Aug 26, 2014

Paradigm 'shift' in Society's anthropocentrism

 

 

Scientific revolutions other than the societal paradigm shift to make things cleaner, or sustainability revolution, have paved the way for inventions, which has only enabled time to be focused on efficiency and pollution control (Kuhn). But these other scientific revolutions historically have failed to include the conservation, preservation, and environmentalist efforts needed to prevent the environment from deteriorating. On the other hand, they have often led to great changes in how we live and have improved various disciplines, bettering our standards of life. These earlier scientific "paradigm shifts" have led to destructive pollution due to its anthropocentrism, or our regard for ourselves in the highest esteem (Kuhn). Our anthropocentric leaning wasn't questioned until the sustainability revolution that has said, wait a minute, maybe we shouldn't destroy the ecosystem, ruin our atmosphere, and make other species go extinct, because in the end, it will harm us.
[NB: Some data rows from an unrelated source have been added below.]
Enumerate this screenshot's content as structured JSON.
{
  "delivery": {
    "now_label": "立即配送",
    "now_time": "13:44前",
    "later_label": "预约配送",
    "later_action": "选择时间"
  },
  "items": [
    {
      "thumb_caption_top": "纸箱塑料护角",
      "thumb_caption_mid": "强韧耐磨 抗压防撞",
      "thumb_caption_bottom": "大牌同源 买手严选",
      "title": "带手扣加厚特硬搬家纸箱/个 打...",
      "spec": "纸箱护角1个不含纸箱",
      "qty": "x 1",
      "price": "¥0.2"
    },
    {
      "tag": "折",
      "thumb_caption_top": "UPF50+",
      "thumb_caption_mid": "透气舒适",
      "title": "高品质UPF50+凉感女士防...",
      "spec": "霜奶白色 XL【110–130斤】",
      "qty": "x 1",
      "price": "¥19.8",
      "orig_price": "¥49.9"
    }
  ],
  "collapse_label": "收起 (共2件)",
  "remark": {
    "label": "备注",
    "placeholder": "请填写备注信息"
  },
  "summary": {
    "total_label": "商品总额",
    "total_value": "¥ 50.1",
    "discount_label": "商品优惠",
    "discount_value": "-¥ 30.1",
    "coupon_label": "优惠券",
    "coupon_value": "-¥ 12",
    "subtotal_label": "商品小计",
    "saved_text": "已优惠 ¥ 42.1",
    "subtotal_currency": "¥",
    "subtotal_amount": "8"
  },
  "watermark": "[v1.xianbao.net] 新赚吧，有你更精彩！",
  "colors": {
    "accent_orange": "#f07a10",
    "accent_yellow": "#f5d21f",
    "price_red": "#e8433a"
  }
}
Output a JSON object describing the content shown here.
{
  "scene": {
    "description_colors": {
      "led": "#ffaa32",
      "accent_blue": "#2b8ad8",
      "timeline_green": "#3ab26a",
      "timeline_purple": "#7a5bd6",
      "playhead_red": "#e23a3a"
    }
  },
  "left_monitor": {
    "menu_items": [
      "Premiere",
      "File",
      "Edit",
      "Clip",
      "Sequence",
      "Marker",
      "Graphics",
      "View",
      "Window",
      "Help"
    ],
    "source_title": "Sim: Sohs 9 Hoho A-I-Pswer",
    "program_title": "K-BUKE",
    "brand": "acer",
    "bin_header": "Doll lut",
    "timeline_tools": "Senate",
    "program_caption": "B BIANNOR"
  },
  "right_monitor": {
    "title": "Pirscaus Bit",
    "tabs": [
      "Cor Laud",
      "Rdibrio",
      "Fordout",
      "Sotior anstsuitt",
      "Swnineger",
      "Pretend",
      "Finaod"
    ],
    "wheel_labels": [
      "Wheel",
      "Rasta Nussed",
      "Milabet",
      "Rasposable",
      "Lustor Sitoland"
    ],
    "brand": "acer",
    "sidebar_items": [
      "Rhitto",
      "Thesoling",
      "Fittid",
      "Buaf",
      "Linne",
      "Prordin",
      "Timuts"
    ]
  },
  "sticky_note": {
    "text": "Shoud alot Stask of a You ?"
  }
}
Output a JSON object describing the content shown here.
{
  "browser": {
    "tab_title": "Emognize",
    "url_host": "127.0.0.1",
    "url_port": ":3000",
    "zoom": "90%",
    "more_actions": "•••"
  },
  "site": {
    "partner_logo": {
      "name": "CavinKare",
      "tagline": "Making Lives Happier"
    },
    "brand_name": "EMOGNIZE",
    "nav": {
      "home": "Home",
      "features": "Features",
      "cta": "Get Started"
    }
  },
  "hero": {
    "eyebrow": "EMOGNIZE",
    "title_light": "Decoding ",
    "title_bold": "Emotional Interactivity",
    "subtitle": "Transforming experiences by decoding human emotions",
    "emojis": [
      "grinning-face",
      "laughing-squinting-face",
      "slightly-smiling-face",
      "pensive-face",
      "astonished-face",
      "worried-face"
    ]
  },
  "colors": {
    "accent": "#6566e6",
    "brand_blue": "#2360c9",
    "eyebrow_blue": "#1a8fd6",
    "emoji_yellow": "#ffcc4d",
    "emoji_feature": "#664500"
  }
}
Like other revolutions where the search has been for the truth, the main driving impetus is the new dilemma of unsustainability.

In my paper, I will mention a few scientific paradigm shifts with relevance to our environment as chronologically as possible and I'll briefly summarize the key concepts I have gathered after reading Kuhn. Given the understanding that scientific revolutions are progressive, and can be concurrent or “shared” by each other, scientific revolutions are peaceful by nature, devoid of politics and social dogma, but are universal in the drive of the scientist to ascertain truth before the dust has settled. Scientific revolutions may have a few phases, enduring a crisis much like political revolutions, and then the removal of a previous paradigm with another one, which is like replacing a political government for another one though almost always for the better in terms of scientific progress. Unlike political entities, science always progresses closer to the truth, because the scientist cannot endure the question, “what if I am wrong?”, though there are always “men who cling to one or another of the older views, and they are simple read out of the profession” (Kuhn). Since science is based on “rational thought” when a scientist is engaged in a difficult problem, it is essentially esoteric and limited to the scientist in his or her field. The average layman merely feels the bumps and crevices of the revolution as its positivistic outcomes.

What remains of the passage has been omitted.